Despite the noise, several analysts are staying bullish.
Rosenblatt analyst John McPeake reiterated a Buy rating and kept his $200 price target on Friday. He argued that Palantir is one of the few software companies seeing real, AI-driven revenue growth rather than simply selling AI add-ons.
Over the past four quarters, Palantir posted year-over-year revenue growth of 70%, 63%, 48%, and 39%. Wall Street now expects Q1 2026 revenue to rise 74% to $1.54 billion, with EPS of $0.28 — up 115% year-over-year.
McPeake expects the momentum from Q4 to carry into the first half of 2026, and he sees government revenue growing 58% this year and 53% next year — ahead of the analyst consensus of 45% in 2026 and 32% in 2027.
On Wednesday, Palantir announced a $300 million purchase agreement with the U.S. Department of Agriculture to support the National Farm Security Action Plan.

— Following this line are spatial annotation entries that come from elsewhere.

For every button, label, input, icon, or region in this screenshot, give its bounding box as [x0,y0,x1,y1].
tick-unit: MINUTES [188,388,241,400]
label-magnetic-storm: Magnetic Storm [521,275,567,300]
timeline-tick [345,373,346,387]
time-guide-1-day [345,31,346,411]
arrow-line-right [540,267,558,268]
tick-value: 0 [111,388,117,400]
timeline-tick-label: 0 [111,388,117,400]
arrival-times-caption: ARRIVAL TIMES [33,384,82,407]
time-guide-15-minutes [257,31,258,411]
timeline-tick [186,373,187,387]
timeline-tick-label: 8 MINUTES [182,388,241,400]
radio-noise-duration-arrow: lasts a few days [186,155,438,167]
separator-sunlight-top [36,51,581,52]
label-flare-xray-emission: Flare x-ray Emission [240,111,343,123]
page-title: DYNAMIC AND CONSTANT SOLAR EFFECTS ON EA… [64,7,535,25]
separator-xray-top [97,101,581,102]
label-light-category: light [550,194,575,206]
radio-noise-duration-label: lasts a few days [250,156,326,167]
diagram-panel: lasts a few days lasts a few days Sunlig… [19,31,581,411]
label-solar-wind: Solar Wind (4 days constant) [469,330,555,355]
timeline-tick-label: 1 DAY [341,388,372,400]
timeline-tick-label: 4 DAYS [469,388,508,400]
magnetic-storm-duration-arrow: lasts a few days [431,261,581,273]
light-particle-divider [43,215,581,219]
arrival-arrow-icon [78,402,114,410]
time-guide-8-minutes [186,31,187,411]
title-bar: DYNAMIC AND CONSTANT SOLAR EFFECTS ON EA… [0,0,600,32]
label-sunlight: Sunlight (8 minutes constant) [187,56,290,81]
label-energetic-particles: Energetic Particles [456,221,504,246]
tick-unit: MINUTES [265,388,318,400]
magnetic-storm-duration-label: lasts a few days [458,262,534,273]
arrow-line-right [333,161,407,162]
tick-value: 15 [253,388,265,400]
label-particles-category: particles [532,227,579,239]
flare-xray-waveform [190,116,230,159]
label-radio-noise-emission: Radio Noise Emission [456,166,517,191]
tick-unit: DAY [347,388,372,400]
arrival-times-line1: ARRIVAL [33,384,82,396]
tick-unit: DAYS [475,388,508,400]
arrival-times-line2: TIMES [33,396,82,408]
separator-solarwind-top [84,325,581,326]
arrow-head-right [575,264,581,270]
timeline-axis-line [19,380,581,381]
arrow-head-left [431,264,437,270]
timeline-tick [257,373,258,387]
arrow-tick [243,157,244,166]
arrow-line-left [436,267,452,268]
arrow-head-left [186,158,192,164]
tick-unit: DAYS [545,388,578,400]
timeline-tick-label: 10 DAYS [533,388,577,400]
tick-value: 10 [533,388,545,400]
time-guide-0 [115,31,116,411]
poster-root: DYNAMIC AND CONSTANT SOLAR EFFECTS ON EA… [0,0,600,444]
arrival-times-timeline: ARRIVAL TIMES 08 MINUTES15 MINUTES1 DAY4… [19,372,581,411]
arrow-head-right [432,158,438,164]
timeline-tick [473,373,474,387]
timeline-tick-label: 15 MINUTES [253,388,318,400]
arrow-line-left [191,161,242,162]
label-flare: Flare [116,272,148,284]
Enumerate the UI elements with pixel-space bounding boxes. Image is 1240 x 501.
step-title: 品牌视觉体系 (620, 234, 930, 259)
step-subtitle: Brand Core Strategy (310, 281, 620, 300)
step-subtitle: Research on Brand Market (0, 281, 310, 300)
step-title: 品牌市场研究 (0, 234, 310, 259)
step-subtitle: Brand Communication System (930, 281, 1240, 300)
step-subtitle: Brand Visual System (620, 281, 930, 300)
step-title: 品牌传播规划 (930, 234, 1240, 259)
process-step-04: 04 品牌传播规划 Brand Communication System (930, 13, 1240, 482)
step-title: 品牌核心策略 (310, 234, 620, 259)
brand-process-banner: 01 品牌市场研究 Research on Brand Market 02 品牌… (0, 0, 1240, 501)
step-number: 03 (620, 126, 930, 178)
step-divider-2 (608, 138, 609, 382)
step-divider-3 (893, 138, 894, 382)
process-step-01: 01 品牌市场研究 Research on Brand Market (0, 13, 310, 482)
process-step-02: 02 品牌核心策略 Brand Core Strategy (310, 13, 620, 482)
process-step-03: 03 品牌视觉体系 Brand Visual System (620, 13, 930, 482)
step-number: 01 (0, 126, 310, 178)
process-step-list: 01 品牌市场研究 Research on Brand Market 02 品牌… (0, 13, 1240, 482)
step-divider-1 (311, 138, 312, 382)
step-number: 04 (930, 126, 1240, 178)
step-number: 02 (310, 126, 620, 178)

William Blair analyst Louie DiPalma reiterated a Buy rating, pointing to the Department of Defense’s budget request, which includes a $2.3 billion funding line for Palantir’s Maven Smart System.
DiPalma said that figure provides multiyear visibility relative to his estimated $500 million-plus revenue run-rate for that program. He added that while PLTR looks expensive on a sales multiple, it looks “reasonable” when valued on free cash flow.
D.A. Davidson’s Gil Luria kept a Hold rating — not out of concern about the business, but purely on valuation. He said a recent webinar with a Palantir partner actually increased his confidence in the company’s competitive position, noting that demand for PLTR’s platform has grown since the start of the “AI craze.”
Wall Street’s overall consensus heading into May 4 earnings: Moderate Buy, with an average price target of $194.06 — implying about 36% upside from current levels.